In July 2009, in a blighted junkyard along the borough’s Gowanus Canal, a tree grew in Brooklyn—actually, a tree, a bocce court, lounge chairs, and three swimming pools made from converted dumpsters. For the next two months, this lo-fi country club hosted barbecues, birthdays, and mixers, offering locals a taste of leisure life inside the hardscrabble city.
The project, called Dumpster Pools, was the work of David Belt, a 44-year-old real estate developer who grew restless a few years ago and decided to chart a new course. To that end, he began turning what he calls “junk spaces”—abandoned big-box stores, run-down urban lots—into inspired community rec centers and art projects. In May 2010, Belt and his colleagues at Macro Sea—a rotating crew of like-minded friends and designers—took on the “boring act of recycling,” as Belt puts it, by building a 20-by-30-foot clear box, with high walls made of steel and bulletproof glass, on a private Brooklyn lot. Locals were invited to smash bottles against the glass, which was wired to trigger nightclub-style flashing lights. The shards were all recycled.

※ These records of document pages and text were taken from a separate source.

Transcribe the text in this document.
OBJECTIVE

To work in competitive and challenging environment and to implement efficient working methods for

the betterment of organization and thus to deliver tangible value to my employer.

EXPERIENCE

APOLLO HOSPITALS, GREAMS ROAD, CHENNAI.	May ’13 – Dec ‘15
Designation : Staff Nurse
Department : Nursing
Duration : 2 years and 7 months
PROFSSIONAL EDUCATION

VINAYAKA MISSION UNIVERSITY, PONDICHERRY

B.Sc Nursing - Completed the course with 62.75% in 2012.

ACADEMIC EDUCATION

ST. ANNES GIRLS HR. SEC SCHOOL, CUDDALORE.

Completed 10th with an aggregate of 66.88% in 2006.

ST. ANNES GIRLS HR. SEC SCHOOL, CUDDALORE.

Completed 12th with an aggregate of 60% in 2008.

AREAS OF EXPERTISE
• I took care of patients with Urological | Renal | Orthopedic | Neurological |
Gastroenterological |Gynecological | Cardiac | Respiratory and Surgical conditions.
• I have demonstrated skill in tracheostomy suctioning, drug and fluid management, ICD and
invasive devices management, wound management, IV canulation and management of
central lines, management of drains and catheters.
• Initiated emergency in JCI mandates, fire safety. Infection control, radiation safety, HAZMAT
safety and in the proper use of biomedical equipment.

Both projects were funded entirely by donations and built mostly by volunteers. In 2012, Belt is expanding, with new projects in Philadelphia (where he refurbished 27,000 square feet of an old warehouse and church as a rec-and-learning center) and Detroit (an industrial-wasteland skate park). The coolest of Macro Sea’s future visions: a series of five-story artificial ice cliffs for urban mountaineering, which Belt hopes to bring to Manhattan high-rises someday. The challenge is finding ice coils large enough to keep the walls solid for weeks at a time, but Belt doesn’t seem worried. “We’re not afraid of scale,” he laughs.